1. In deze uitspraak beslist de voorzieningenrechter op het verzoek om een voorlopige voorziening van verzoekster van 11 december 2024. Het verzoek is gericht tegen de afwijzing van de aanvraag van verzoekster voor huishoudelijke hulp op grond van de Wet maatschappelijke ondersteuning 2015 (Wmo 2015).
s
1.1.
Het oordeel van de voorzieningenrechter heeft een voorlopig karakter en bindt de rechtbank in een (eventuele) bodemprocedure niet.
1.2.
Verweerder heeft deze aanvraag met het besluit van 16 december 2024 afgewezen. Verzoekster heeft hiertegen bezwaar gemaakt.
1.3.
De voorzieningenrechter heeft het verzoek op 10 januari 2025 op zitting behandeld. Verzoekster is zonder bericht niet verschenen. De gemachtigde van verweerder is verschenen.

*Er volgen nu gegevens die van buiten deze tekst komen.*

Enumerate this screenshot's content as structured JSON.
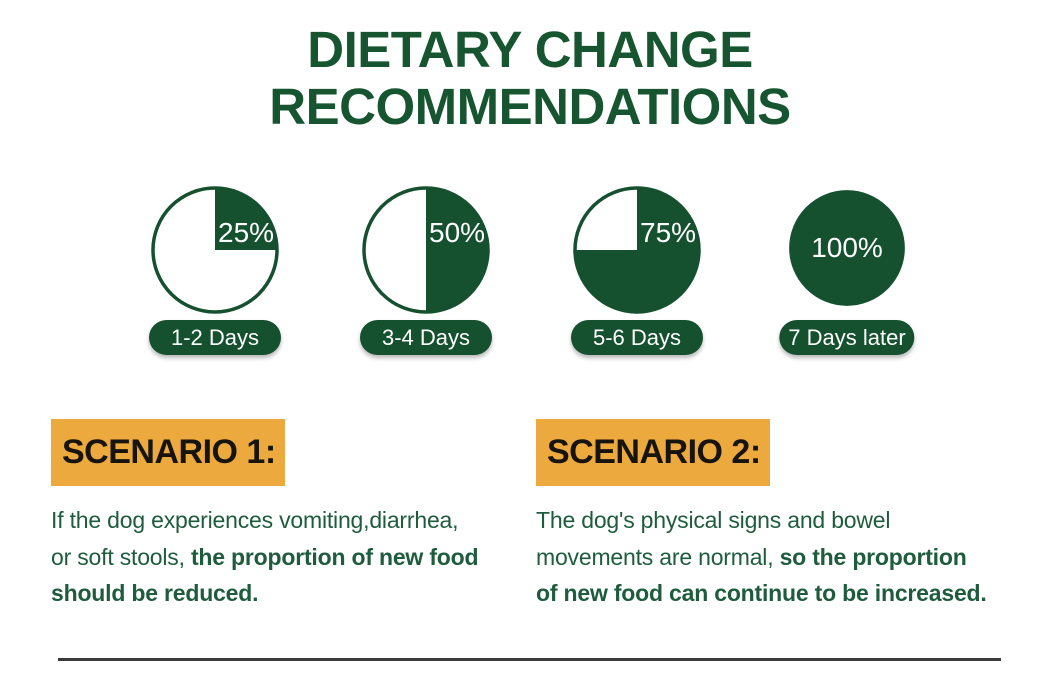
{
  "title": {
    "line1": "DIETARY CHANGE",
    "line2": "RECOMMENDATIONS"
  },
  "colors": {
    "green": "#15502F",
    "title_green": "#165530",
    "orange": "#ECA93D",
    "text_green": "#1E5C3D",
    "divider": "#3B3B3B",
    "percent_text": "#FFFFFF",
    "pill_text": "#FFFFFF",
    "header_text": "#17130E"
  },
  "pies": [
    {
      "value": 25,
      "percent_label": "25%",
      "day_label": "1-2 Days"
    },
    {
      "value": 50,
      "percent_label": "50%",
      "day_label": "3-4 Days"
    },
    {
      "value": 75,
      "percent_label": "75%",
      "day_label": "5-6 Days"
    },
    {
      "value": 100,
      "percent_label": "100%",
      "day_label": "7 Days later"
    }
  ],
  "scenarios": [
    {
      "header": "SCENARIO 1:",
      "lines": [
        [
          {
            "t": "If the dog experiences vomiting,diarrhea,",
            "bold": false
          }
        ],
        [
          {
            "t": "or soft stools, ",
            "bold": false
          },
          {
            "t": "the proportion of new food",
            "bold": true
          }
        ],
        [
          {
            "t": "should be reduced.",
            "bold": true
          }
        ]
      ]
    },
    {
      "header": "SCENARIO 2:",
      "lines": [
        [
          {
            "t": "The dog's physical signs and bowel",
            "bold": false
          }
        ],
        [
          {
            "t": "movements are normal, ",
            "bold": false
          },
          {
            "t": "so the proportion",
            "bold": true
          }
        ],
        [
          {
            "t": "of new food can continue to be increased.",
            "bold": true
          }
        ]
      ]
    }
  ],
  "chart_data": {
    "type": "pie",
    "title": "Dietary change recommendations — proportion of new food over time",
    "series": [
      {
        "label": "1-2 Days",
        "value_pct": 25
      },
      {
        "label": "3-4 Days",
        "value_pct": 50
      },
      {
        "label": "5-6 Days",
        "value_pct": 75
      },
      {
        "label": "7 Days later",
        "value_pct": 100
      }
    ]
  }
}
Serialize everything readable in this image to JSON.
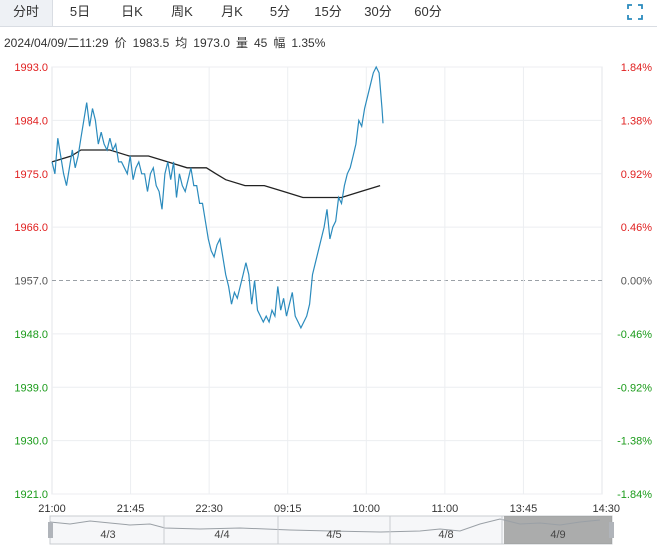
{
  "tabs": [
    {
      "label": "分时",
      "active": true
    },
    {
      "label": "5日",
      "active": false
    },
    {
      "label": "日K",
      "active": false
    },
    {
      "label": "周K",
      "active": false
    },
    {
      "label": "月K",
      "active": false
    },
    {
      "label": "5分",
      "active": false
    },
    {
      "label": "15分",
      "active": false
    },
    {
      "label": "30分",
      "active": false
    },
    {
      "label": "60分",
      "active": false
    }
  ],
  "fullscreen_icon": "fullscreen-icon",
  "info": {
    "datetime": "2024/04/09/二11:29",
    "price_label": "价",
    "price": "1983.5",
    "avg_label": "均",
    "avg": "1973.0",
    "vol_label": "量",
    "vol": "45",
    "amp_label": "幅",
    "amp": "1.35%"
  },
  "colors": {
    "price_line": "#2b8bbd",
    "avg_line": "#222222",
    "up": "#e02020",
    "down": "#1a9b1a",
    "flat": "#555555"
  },
  "chart_data": {
    "type": "line",
    "prev_close": 1957.0,
    "ylim": [
      1921.0,
      1993.0
    ],
    "y_ticks": [
      "1993.0",
      "1984.0",
      "1975.0",
      "1966.0",
      "1957.0",
      "1948.0",
      "1939.0",
      "1930.0",
      "1921.0"
    ],
    "pct_ticks": [
      "1.84%",
      "1.38%",
      "0.92%",
      "0.46%",
      "0.00%",
      "-0.46%",
      "-0.92%",
      "-1.38%",
      "-1.84%"
    ],
    "x_ticks": [
      "21:00",
      "21:45",
      "22:30",
      "09:15",
      "10:00",
      "11:00",
      "13:45",
      "14:30"
    ],
    "total_minutes": 570,
    "price_series": [
      [
        0,
        1977
      ],
      [
        3,
        1975
      ],
      [
        6,
        1981
      ],
      [
        9,
        1978
      ],
      [
        12,
        1975
      ],
      [
        15,
        1973
      ],
      [
        18,
        1976
      ],
      [
        21,
        1979
      ],
      [
        24,
        1976
      ],
      [
        27,
        1978
      ],
      [
        30,
        1981
      ],
      [
        33,
        1984
      ],
      [
        36,
        1987
      ],
      [
        39,
        1983
      ],
      [
        42,
        1986
      ],
      [
        45,
        1984
      ],
      [
        48,
        1980
      ],
      [
        51,
        1982
      ],
      [
        54,
        1980
      ],
      [
        57,
        1979
      ],
      [
        60,
        1981
      ],
      [
        63,
        1979
      ],
      [
        66,
        1980
      ],
      [
        69,
        1977
      ],
      [
        72,
        1977
      ],
      [
        75,
        1976
      ],
      [
        78,
        1975
      ],
      [
        81,
        1978
      ],
      [
        84,
        1974
      ],
      [
        87,
        1976
      ],
      [
        90,
        1977
      ],
      [
        93,
        1975
      ],
      [
        96,
        1975
      ],
      [
        99,
        1972
      ],
      [
        102,
        1975
      ],
      [
        105,
        1976
      ],
      [
        108,
        1973
      ],
      [
        111,
        1972
      ],
      [
        114,
        1969
      ],
      [
        117,
        1975
      ],
      [
        120,
        1977
      ],
      [
        123,
        1974
      ],
      [
        126,
        1977
      ],
      [
        129,
        1971
      ],
      [
        132,
        1975
      ],
      [
        135,
        1973
      ],
      [
        138,
        1972
      ],
      [
        141,
        1974
      ],
      [
        144,
        1976
      ],
      [
        147,
        1973
      ],
      [
        150,
        1973
      ],
      [
        153,
        1970
      ],
      [
        156,
        1970
      ],
      [
        159,
        1967
      ],
      [
        162,
        1964
      ],
      [
        165,
        1962
      ],
      [
        168,
        1961
      ],
      [
        171,
        1963
      ],
      [
        174,
        1964
      ],
      [
        177,
        1961
      ],
      [
        180,
        1958
      ],
      [
        183,
        1956
      ],
      [
        186,
        1953
      ],
      [
        189,
        1955
      ],
      [
        192,
        1954
      ],
      [
        195,
        1956
      ],
      [
        198,
        1958
      ],
      [
        201,
        1960
      ],
      [
        204,
        1958
      ],
      [
        207,
        1953
      ],
      [
        210,
        1957
      ],
      [
        213,
        1952
      ],
      [
        216,
        1951
      ],
      [
        219,
        1950
      ],
      [
        222,
        1951
      ],
      [
        225,
        1950
      ],
      [
        228,
        1952
      ],
      [
        231,
        1951
      ],
      [
        234,
        1956
      ],
      [
        237,
        1952
      ],
      [
        240,
        1954
      ],
      [
        243,
        1951
      ],
      [
        246,
        1953
      ],
      [
        249,
        1955
      ],
      [
        252,
        1951
      ],
      [
        255,
        1950
      ],
      [
        258,
        1949
      ],
      [
        261,
        1950
      ],
      [
        264,
        1951
      ],
      [
        267,
        1953
      ],
      [
        270,
        1958
      ],
      [
        273,
        1960
      ],
      [
        276,
        1962
      ],
      [
        279,
        1964
      ],
      [
        282,
        1966
      ],
      [
        285,
        1969
      ],
      [
        288,
        1964
      ],
      [
        291,
        1966
      ],
      [
        294,
        1967
      ],
      [
        297,
        1971
      ],
      [
        300,
        1970
      ],
      [
        303,
        1973
      ],
      [
        306,
        1975
      ],
      [
        309,
        1976
      ],
      [
        312,
        1978
      ],
      [
        315,
        1980
      ],
      [
        318,
        1984
      ],
      [
        321,
        1983
      ],
      [
        324,
        1986
      ],
      [
        327,
        1988
      ],
      [
        330,
        1990
      ],
      [
        333,
        1992
      ],
      [
        336,
        1993
      ],
      [
        339,
        1992
      ],
      [
        342,
        1986
      ],
      [
        343,
        1983.5
      ]
    ],
    "avg_series": [
      [
        0,
        1977
      ],
      [
        20,
        1978
      ],
      [
        30,
        1979
      ],
      [
        45,
        1979
      ],
      [
        60,
        1979
      ],
      [
        80,
        1978
      ],
      [
        100,
        1978
      ],
      [
        120,
        1977
      ],
      [
        140,
        1976
      ],
      [
        160,
        1976
      ],
      [
        170,
        1975
      ],
      [
        180,
        1974
      ],
      [
        200,
        1973
      ],
      [
        220,
        1973
      ],
      [
        240,
        1972
      ],
      [
        260,
        1971
      ],
      [
        280,
        1971
      ],
      [
        300,
        1971
      ],
      [
        320,
        1972
      ],
      [
        340,
        1973
      ]
    ],
    "nav_dates": [
      "4/3",
      "4/4",
      "4/5",
      "4/8",
      "4/9"
    ]
  }
}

Beoordeling door de voorzieningenrechter

2. Iemand die een verzoek om voorlopige voorziening indient, moet griffierecht betalen. [1] In een zaak als deze is het griffierecht € 51,-. De griffier van de rechtbank stelt een termijn waarbinnen het griffierecht moet worden betaald. Dat betekent in dit verband dat het hele bedrag binnen die termijn is bijgeschreven op de rekening van de rechtbank of dat het binnen die termijn is betaald op de griffie van de rechtbank. Als het griffierecht niet of niet tijdig wordt betaald, verklaart de voorzieningenrechter het verzoek niet-ontvankelijk. Dat is alleen anders als het niet of niet tijdig betalen van het griffierecht verontschuldigbaar is.
Heeft verzoekster het griffierecht tijdig betaald?
2.1.
De griffier heeft bij aangetekend verzonden brief van 13 december 2024 verzoekster in de gelegenheid gesteld het griffierecht te betalen binnen twee weken na dagtekening van die brief. Uit informatie van PostNL is gebleken dat de aangetekend verzonden brief op 20 december 2024 om 13:23 uur is bezorgd en dat voor ontvangst is getekend. Daarnaast heeft de griffier tijdens de zitting telefonisch contact opgenomen met verzoekster. In het telefoongesprek heeft verzoekster bevestigd de stukken van de rechtbank – waaronder ook de uitnodiging voor de zitting – te hebben ontvangen.
2.2.
Verzoekster heeft het griffierecht niet op tijd betaald.
Is het niet tijdig betalen verontschuldigbaar?
2.3.
Verzoekster heeft geen reden gegeven voor dit verzuim. Er is dus geen verontschuldiging voor dit verzuim gebleken.

Conclusie en gevolgen

3. Het verzoek is daarom kennelijk niet-ontvankelijk. Dat betekent dat de voorzieningenrechter het verzoek niet inhoudelijk beoordeelt. Voor een proceskostenveroordeling bestaat geen aanleiding.

Beslissing

De voorzieningenrechter verklaart het verzoek om voorlopige voorziening niet-ontvankelijk.
Deze uitspraak is gedaan door mr. L.C. Bannink, voorzieningenrechter, in aanwezigheid van mr. E.P.A. Stok, griffier. De uitspraak is uitgesproken in het openbaar op 24 januari 2025.
griffier
voorzieningenrechter
Een afschrift van deze uitspraak is verzonden aan partijen op:

Tegen deze uitspraak staat geen hoger beroep of verzet open.

Voetnoten

1.Dit is geregeld in artikel 8:82 van de Awb in samenhang met artikel 8:41 van de Awb.